I downloaded builds from releases here. For build I followed the steps from actions: https://github.com/WebAssembly/binaryen/blob/main/.github/workflows/create_release.yml#L147-L153
Thanks, I can confirm this with the alpine release builds.
One difference there is that they build with mimalloc. Building with that locally, I don't see the problem (same as you iiuc).

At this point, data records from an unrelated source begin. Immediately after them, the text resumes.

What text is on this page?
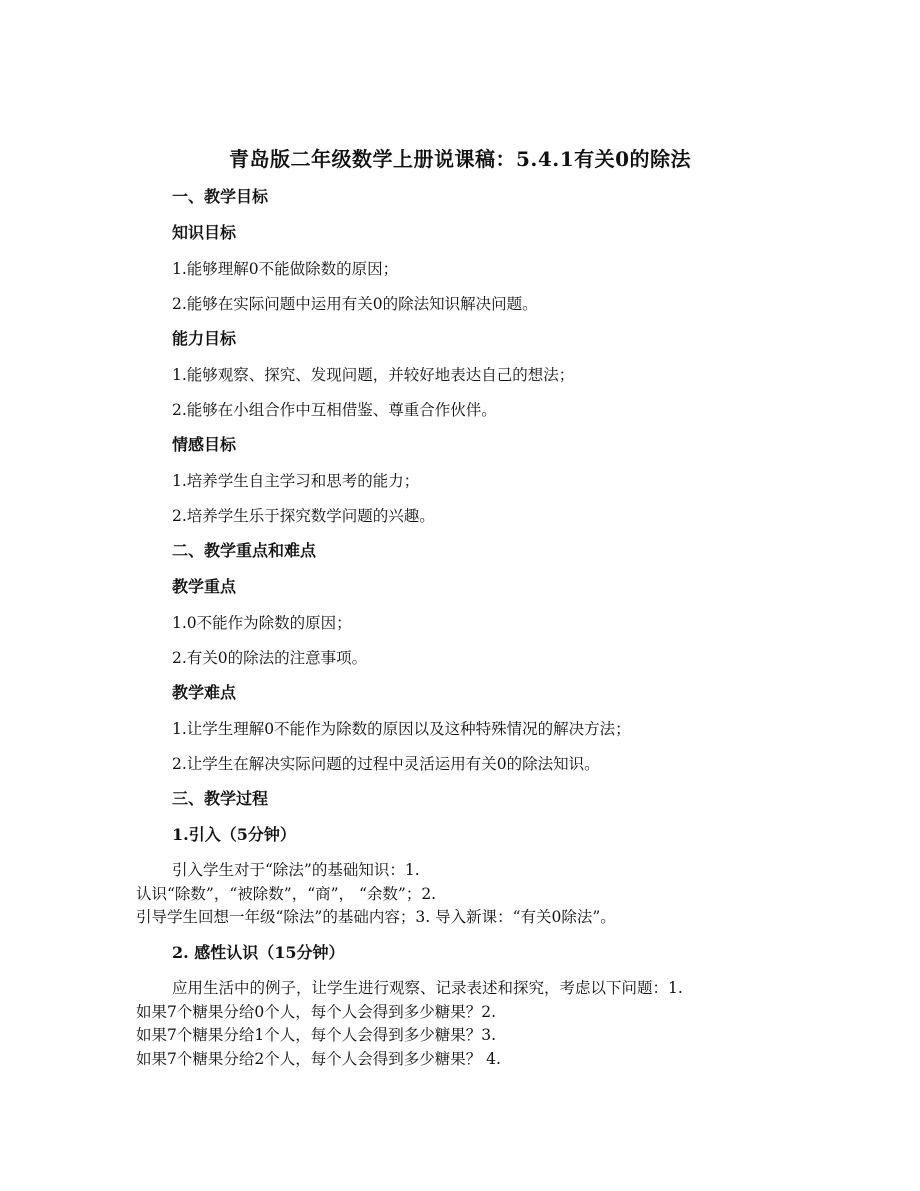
青岛版二年级数学上册说课稿：5.4.1有关0的除法
一、教学目标
知识目标
1.能够理解0不能做除数的原因；
2.能够在实际问题中运用有关0的除法知识解决问题。
能力目标
1.能够观察、探究、发现问题，并较好地表达自己的想法；
2.能够在小组合作中互相借鉴、尊重合作伙伴。
情感目标
1.培养学生自主学习和思考的能力；
2.培养学生乐于探究数学问题的兴趣。
二、教学重点和难点
教学重点
1.0不能作为除数的原因；
2.有关0的除法的注意事项。
教学难点
1.让学生理解0不能作为除数的原因以及这种特殊情况的解决方法；
2.让学生在解决实际问题的过程中灵活运用有关0的除法知识。
三、教学过程
1.引入（5分钟）
引入学生对于“除法”的基础知识：1.
认识“除数”，“被除数”，“商”， “余数”；2.
引导学生回想一年级“除法”的基础内容；3. 导入新课：“有关0除法”。
2. 感性认识（15分钟）
应用生活中的例子，让学生进行观察、记录表述和探究，考虑以下问题：1.
如果7个糖果分给0个人，每个人会得到多少糖果？2.
如果7个糖果分给1个人，每个人会得到多少糖果？3.
如果7个糖果分给2个人，每个人会得到多少糖果？ 4.
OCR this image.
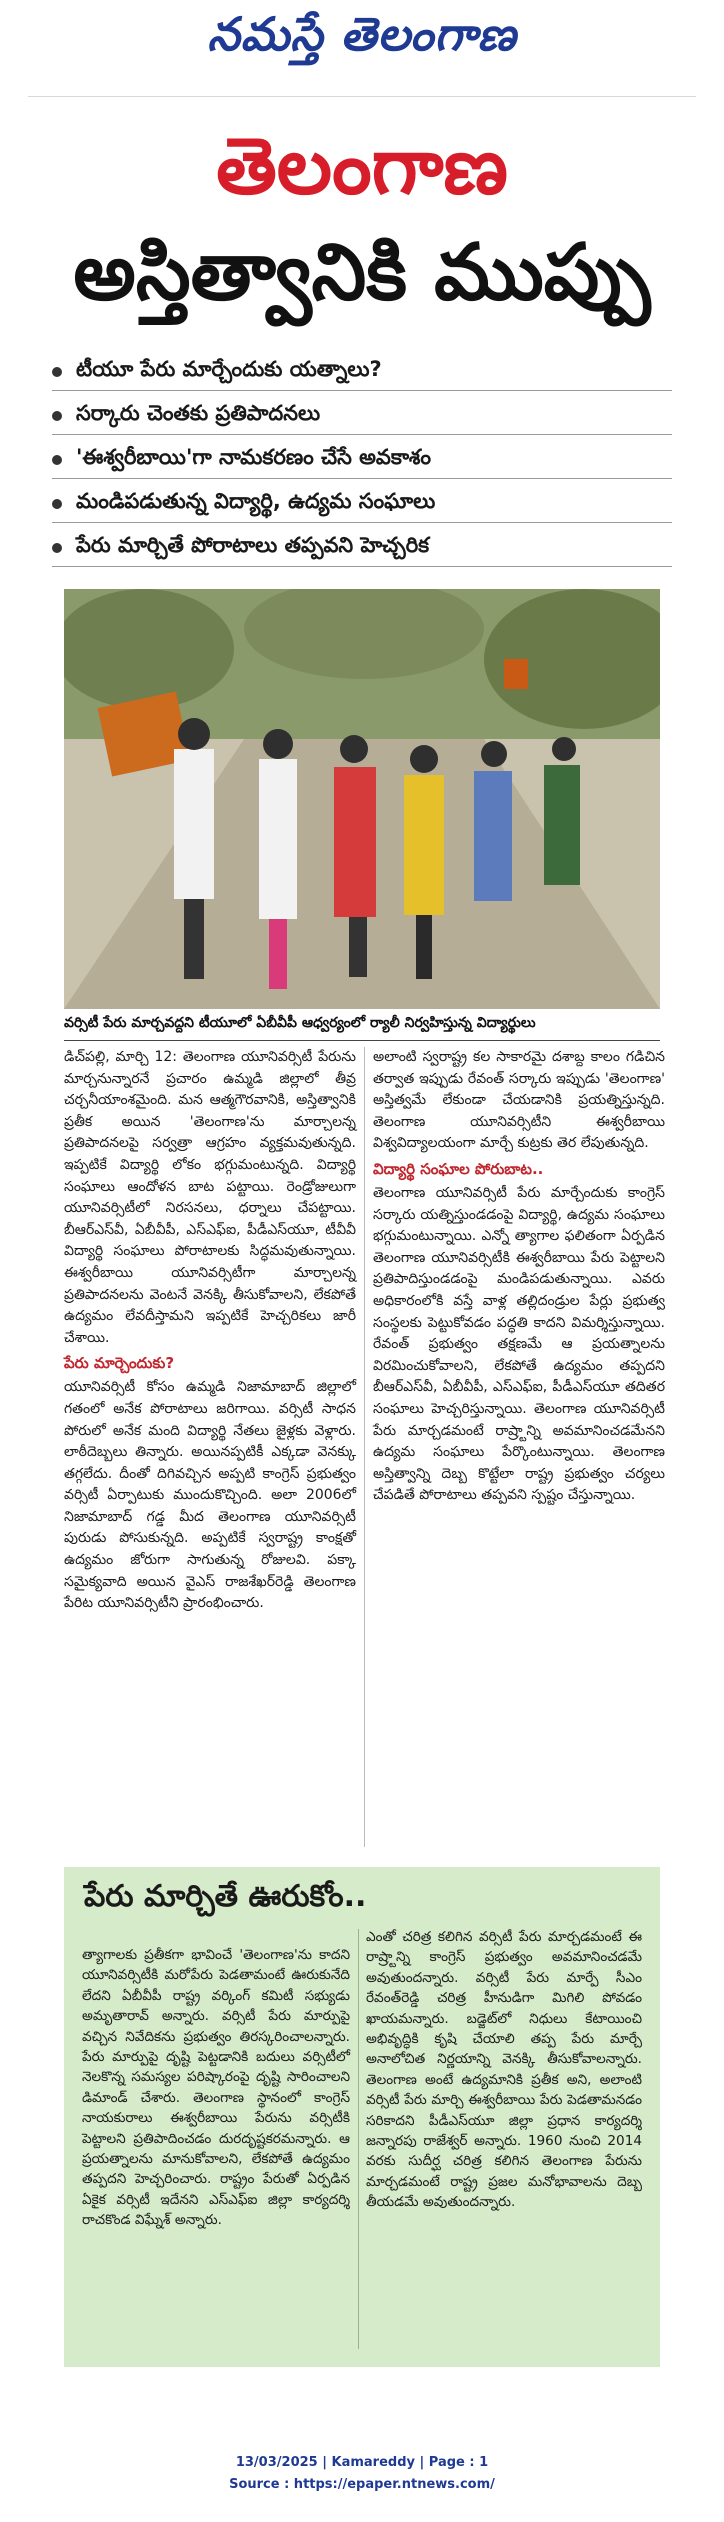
నమస్తే తెలంగాణ
తెలంగాణ
అస్తిత్వానికి ముప్పు
టీయూ పేరు మార్చేందుకు యత్నాలు?
సర్కారు చెంతకు ప్రతిపాదనలు
'ఈశ్వరీబాయి'గా నామకరణం చేసే అవకాశం
మండిపడుతున్న విద్యార్థి, ఉద్యమ సంఘాలు
పేరు మార్చితే పోరాటాలు తప్పవని హెచ్చరిక
వర్సిటీ పేరు మార్చవద్దని టీయూలో ఏబీవీపీ ఆధ్వర్యంలో ర్యాలీ నిర్వహిస్తున్న విద్యార్థులు

డిచ్‌పల్లి, మార్చి 12: తెలంగాణ యూనివర్సిటీ పేరును మార్చనున్నారనే ప్రచారం ఉమ్మడి జిల్లాలో తీవ్ర చర్చనీయాంశమైంది. మన ఆత్మగౌరవానికి, అస్తిత్వానికి ప్రతీక అయిన 'తెలంగాణ'ను మార్చాలన్న ప్రతిపాదనలపై సర్వత్రా ఆగ్రహం వ్యక్తమవుతున్నది. ఇప్పటికే విద్యార్థి లోకం భగ్గుమంటున్నది. విద్యార్థి సంఘాలు ఆందోళన బాట పట్టాయి. రెండ్రోజులుగా యూనివర్సిటీలో నిరసనలు, ధర్నాలు చేపట్టాయి. బీఆర్‌ఎస్‌వీ, ఏబీవీపీ, ఎస్‌ఎఫ్‌ఐ, పీడీఎస్‌యూ, టీవీవీ విద్యార్థి సంఘాలు పోరాటాలకు సిద్ధమవుతున్నాయి. ఈశ్వరీబాయి యూనివర్సిటీగా మార్చాలన్న ప్రతిపాదనలను వెంటనే వెనక్కి తీసుకోవాలని, లేకపోతే ఉద్యమం లేవదీస్తామని ఇప్పటికే హెచ్చరికలు జారీ చేశాయి.

పేరు మార్చెందుకు?

యూనివర్సిటీ కోసం ఉమ్మడి నిజామాబాద్ జిల్లాలో గతంలో అనేక పోరాటాలు జరిగాయి. వర్సిటీ సాధన పోరులో అనేక మంది విద్యార్థి నేతలు జైళ్లకు వెళ్లారు. లాఠీదెబ్బలు తిన్నారు. అయినప్పటికీ ఎక్కడా వెనక్కు తగ్గలేదు. దీంతో దిగివచ్చిన అప్పటి కాంగ్రెస్ ప్రభుత్వం వర్సిటీ ఏర్పాటుకు ముందుకొచ్చింది. అలా 2006లో నిజామాబాద్ గడ్డ మీద తెలంగాణ యూనివర్సిటీ పురుడు పోసుకున్నది. అప్పటికే స్వరాష్ట్ర కాంక్షతో ఉద్యమం జోరుగా సాగుతున్న రోజులవి. పక్కా సమైక్యవాది అయిన వైఎస్ రాజశేఖర్‌రెడ్డి తెలంగాణ పేరిట యూనివర్సిటీని ప్రారంభించారు.

అలాంటి స్వరాష్ట్ర కల సాకారమై దశాబ్ద కాలం గడిచిన తర్వాత ఇప్పుడు రేవంత్ సర్కారు ఇప్పుడు 'తెలంగాణ' అస్తిత్వమే లేకుండా చేయడానికి ప్రయత్నిస్తున్నది. తెలంగాణ యూనివర్సిటీని ఈశ్వరీబాయి విశ్వవిద్యాలయంగా మార్చే కుట్రకు తెర లేపుతున్నది.

విద్యార్థి సంఘాల పోరుబాట..

తెలంగాణ యూనివర్సిటీ పేరు మార్చేందుకు కాంగ్రెస్ సర్కారు యత్నిస్తుండడంపై విద్యార్థి, ఉద్యమ సంఘాలు భగ్గుమంటున్నాయి. ఎన్నో త్యాగాల ఫలితంగా ఏర్పడిన తెలంగాణ యూనివర్సిటీకి ఈశ్వరీబాయి పేరు పెట్టాలని ప్రతిపాదిస్తుండడంపై మండిపడుతున్నాయి. ఎవరు అధికారంలోకి వస్తే వాళ్ల తల్లిదండ్రుల పేర్లు ప్రభుత్వ సంస్థలకు పెట్టుకోవడం పద్ధతి కాదని విమర్శిస్తున్నాయి. రేవంత్ ప్రభుత్వం తక్షణమే ఆ ప్రయత్నాలను విరమించుకోవాలని, లేకపోతే ఉద్యమం తప్పదని బీఆర్‌ఎస్‌వీ, ఏబీవీపీ, ఎస్‌ఎఫ్‌ఐ, పీడీఎస్‌యూ తదితర సంఘాలు హెచ్చరిస్తున్నాయి. తెలంగాణ యూనివర్సిటీ పేరు మార్చడమంటే రాష్ర్టాన్ని అవమానించడమేనని ఉద్యమ సంఘాలు పేర్కొంటున్నాయి. తెలంగాణ అస్తిత్వాన్ని దెబ్బ కొట్టేలా రాష్ట్ర ప్రభుత్వం చర్యలు చేపడితే పోరాటాలు తప్పవని స్పష్టం చేస్తున్నాయి.

పేరు మార్చితే ఊరుకోం..
త్యాగాలకు ప్రతీకగా భావించే 'తెలంగాణ'ను కాదని యూనివర్సిటీకి మరోపేరు పెడతామంటే ఊరుకునేది లేదని ఏబీవీపీ రాష్ట్ర వర్కింగ్ కమిటీ సభ్యుడు అమృతారావ్ అన్నారు. వర్సిటీ పేరు మార్పుపై వచ్చిన నివేదికను ప్రభుత్వం తిరస్కరించాలన్నారు. పేరు మార్పుపై దృష్టి పెట్టడానికి బదులు వర్సిటీలో నెలకొన్న సమస్యల పరిష్కారంపై దృష్టి సారించాలని డిమాండ్ చేశారు. తెలంగాణ స్థానంలో కాంగ్రెస్ నాయకురాలు ఈశ్వరీబాయి పేరును వర్సిటీకి పెట్టాలని ప్రతిపాదించడం దురదృష్టకరమన్నారు. ఆ ప్రయత్నాలను మానుకోవాలని, లేకపోతే ఉద్యమం తప్పదని హెచ్చరించారు. రాష్ట్రం పేరుతో ఏర్పడిన ఏకైక వర్సిటీ ఇదేనని ఎస్‌ఎఫ్‌ఐ జిల్లా కార్యదర్శి రాచకొండ విఘ్నేశ్ అన్నారు.
ఎంతో చరిత్ర కలిగిన వర్సిటీ పేరు మార్చడమంటే ఈ రాష్ర్టాన్ని కాంగ్రెస్ ప్రభుత్వం అవమానించడమే అవుతుందన్నారు. వర్సిటీ పేరు మార్పే సీఎం రేవంత్‌రెడ్డి చరిత్ర హీనుడిగా మిగిలి పోవడం ఖాయమన్నారు. బడ్జెట్‌లో నిధులు కేటాయించి అభివృద్ధికి కృషి చేయాలి తప్ప పేరు మార్చే అనాలోచిత నిర్ణయాన్ని వెనక్కి తీసుకోవాలన్నారు. తెలంగాణ అంటే ఉద్యమానికి ప్రతీక అని, అలాంటి వర్సిటీ పేరు మార్చి ఈశ్వరీబాయి పేరు పెడతామనడం సరికాదని పీడీఎస్‌యూ జిల్లా ప్రధాన కార్యదర్శి జన్నారపు రాజేశ్వర్ అన్నారు. 1960 నుంచి 2014 వరకు సుదీర్ఘ చరిత్ర కలిగిన తెలంగాణ పేరును మార్చడమంటే రాష్ట్ర ప్రజల మనోభావాలను దెబ్బ తీయడమే అవుతుందన్నారు.
13/03/2025 | Kamareddy | Page : 1
Source : https://epaper.ntnews.com/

I also did a bunch of experiments with gcc/clang and with or without asan. Nothing led to the problem.
Overall this suggests the issue is specific to the alpine builds, perhaps the specific compiler version, or the specific libc that is statically linked in.
One frame above looks legit:
It is a mystery why it's crashes here with this == NULL?
Another finding, if I run on single core (no matter which one), it works, but if I use at least two cores, it crashes.
I tried building the 120 version using the same Alpine container and Vualia. It crashes the same. It is not the code to blame, but something new in the Alpine or compiler.
Also, it always crashes on DropId.
Update: removing -DBUILD_MIMALLOC=ON does not help either the 124 or 120 versions.